Le nuove disposizioni sugli autovelox sono entrate ufficialmente in vigore dalla mezzanotte, introducendo un sistema di controlli più preciso sui dispositivi utilizzati per rilevare il superamento dei limiti di velocità . Il decreto del Ministero delle Infrastrutture nasce con l’obiettivo di regolamentare un settore al centro di numerosi contenziosi, soprattutto per le questioni legate alle omologazioni degli apparecchi e ai ricorsi degli automobilisti.
A Roma, però, l’applicazione delle nuove regole si traduce in una situazione ancora caratterizzata da numerosi impianti non operativi. Sul territorio della Capitale sono presenti circa 130 autovelox, ma attualmente soltanto una parte ridotta risulta attiva: gli apparecchi funzionanti sono poco più di una ventina.
Molti dispositivi installati negli anni hanno infatti più di un decennio di servizio e dovranno essere sottoposti a verifiche tecniche prima di poter essere nuovamente utilizzati. Il Comune di Roma ha già avviato un censimento degli impianti di propria competenza, un passaggio necessario per accertare il rispetto dei nuovi requisiti previsti dalla normativa e ottenere la certificazione richiesta.
Il percorso di adeguamento appare più articolato per gli autovelox gestiti da enti diversi dal Campidoglio. Anche in questo caso, infatti, sarà necessario completare le procedure di controllo prima di procedere alla riattivazione dei dispositivi eventualmente sospesi.
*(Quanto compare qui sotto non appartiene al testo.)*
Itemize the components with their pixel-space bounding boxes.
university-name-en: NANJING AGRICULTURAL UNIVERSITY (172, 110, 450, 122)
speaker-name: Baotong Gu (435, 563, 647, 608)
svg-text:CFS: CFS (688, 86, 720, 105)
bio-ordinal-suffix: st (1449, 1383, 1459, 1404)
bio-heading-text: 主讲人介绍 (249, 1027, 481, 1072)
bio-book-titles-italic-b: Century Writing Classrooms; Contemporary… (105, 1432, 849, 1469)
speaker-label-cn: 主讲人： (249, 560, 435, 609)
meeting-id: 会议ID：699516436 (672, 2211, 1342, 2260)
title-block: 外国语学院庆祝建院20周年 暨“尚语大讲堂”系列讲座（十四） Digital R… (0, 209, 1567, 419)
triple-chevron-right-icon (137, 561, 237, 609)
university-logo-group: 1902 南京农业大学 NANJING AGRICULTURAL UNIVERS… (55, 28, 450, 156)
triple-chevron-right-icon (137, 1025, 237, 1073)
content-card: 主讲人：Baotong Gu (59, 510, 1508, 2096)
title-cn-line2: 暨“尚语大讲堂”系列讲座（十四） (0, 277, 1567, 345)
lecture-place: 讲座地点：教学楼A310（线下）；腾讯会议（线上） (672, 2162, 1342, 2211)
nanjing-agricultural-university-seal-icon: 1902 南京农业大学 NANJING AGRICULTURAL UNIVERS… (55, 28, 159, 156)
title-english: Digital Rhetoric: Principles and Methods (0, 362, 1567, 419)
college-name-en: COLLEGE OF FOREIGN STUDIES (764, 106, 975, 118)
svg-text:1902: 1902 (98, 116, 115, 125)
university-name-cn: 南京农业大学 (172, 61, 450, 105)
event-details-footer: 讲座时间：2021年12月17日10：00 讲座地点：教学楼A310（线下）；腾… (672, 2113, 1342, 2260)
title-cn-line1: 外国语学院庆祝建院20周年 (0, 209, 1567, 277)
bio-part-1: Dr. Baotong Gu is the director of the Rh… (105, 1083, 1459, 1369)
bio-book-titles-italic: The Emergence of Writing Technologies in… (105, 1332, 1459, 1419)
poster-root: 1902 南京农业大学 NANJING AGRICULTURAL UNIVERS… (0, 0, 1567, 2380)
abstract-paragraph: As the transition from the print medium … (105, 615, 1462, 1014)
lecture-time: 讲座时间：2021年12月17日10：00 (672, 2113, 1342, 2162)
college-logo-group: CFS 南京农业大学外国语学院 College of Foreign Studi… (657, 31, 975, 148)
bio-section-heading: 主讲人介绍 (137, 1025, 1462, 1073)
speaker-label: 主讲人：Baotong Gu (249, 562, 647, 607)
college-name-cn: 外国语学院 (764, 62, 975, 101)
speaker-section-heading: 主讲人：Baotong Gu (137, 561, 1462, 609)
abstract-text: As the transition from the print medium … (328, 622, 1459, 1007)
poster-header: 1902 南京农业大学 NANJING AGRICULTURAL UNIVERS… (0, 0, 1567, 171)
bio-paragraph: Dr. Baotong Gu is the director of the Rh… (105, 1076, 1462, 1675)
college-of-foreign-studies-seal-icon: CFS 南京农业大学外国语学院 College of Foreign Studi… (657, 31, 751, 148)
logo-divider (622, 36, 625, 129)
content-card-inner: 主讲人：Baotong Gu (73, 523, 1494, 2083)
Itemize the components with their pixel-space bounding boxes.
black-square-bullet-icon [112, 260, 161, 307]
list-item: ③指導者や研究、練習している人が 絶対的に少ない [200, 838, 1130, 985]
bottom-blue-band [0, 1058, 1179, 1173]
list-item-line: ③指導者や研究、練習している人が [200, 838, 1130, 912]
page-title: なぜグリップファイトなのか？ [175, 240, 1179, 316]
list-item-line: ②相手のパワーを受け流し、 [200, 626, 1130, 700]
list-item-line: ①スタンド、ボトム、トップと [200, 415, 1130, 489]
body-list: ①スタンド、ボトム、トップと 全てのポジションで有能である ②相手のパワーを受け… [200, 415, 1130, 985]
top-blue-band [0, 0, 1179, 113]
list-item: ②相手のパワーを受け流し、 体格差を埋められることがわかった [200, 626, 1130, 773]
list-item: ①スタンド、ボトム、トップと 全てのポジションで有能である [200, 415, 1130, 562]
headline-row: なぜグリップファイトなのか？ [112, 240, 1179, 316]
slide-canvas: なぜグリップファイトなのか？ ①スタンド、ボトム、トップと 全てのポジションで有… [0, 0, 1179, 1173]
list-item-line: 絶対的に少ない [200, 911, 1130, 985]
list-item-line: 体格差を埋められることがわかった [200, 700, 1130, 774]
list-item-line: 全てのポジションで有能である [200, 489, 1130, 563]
Restano invece regolarmente in funzione gli impianti installati più recentemente e già conformi alle disposizioni previste. Tra questi figurano i sistemi di controllo della velocità presenti nella Galleria Giovanni XXIII, sulla via del Mare, sulla Cristoforo Colombo e sulla Tangenziale, che continuano a monitorare il traffico senza interruzioni.
La riduzione degli apparecchi attivi ha avuto conseguenze anche sugli introiti derivanti dalle sanzioni per eccesso di velocità . I dati relativi al 2025 mostrano infatti un calo significativo rispetto all’anno precedente: gli incassi del Comune di Roma sono passati da circa 4,8 milioni di euro a 2,3 milioni di euro.
Il ridimensionamento degli introiti ha portato la Capitale a scendere nella graduatoria nazionale dei Comuni con maggiori entrate generate dalle multe per violazioni dei limiti di velocità , arrivando al dodicesimo posto.
A registrare risultati molto diversi è il Comune di Fiumicino, che ha superato Roma con entrate vicine ai 7 milioni di euro. Un dato quasi triplo rispetto a quello della Capitale, favorito anche dalla presenza di un numero maggiore di dispositivi effettivamente operativi sul territorio.
La nuova fase di controllo sugli autovelox punta quindi a garantire maggiore uniformità e certezza nell’utilizzo degli strumenti elettronici. Le verifiche in corso determineranno quali apparecchi potranno tornare in servizio e quali, invece, dovranno essere aggiornati o sostituiti.
Nel frattempo, resta centrale il tema della sicurezza stradale. Il rispetto dei limiti di velocità continua a rappresentare uno degli strumenti principali per prevenire gli incidenti, indipendentemente dalla presenza o meno dei dispositivi automatici di controllo.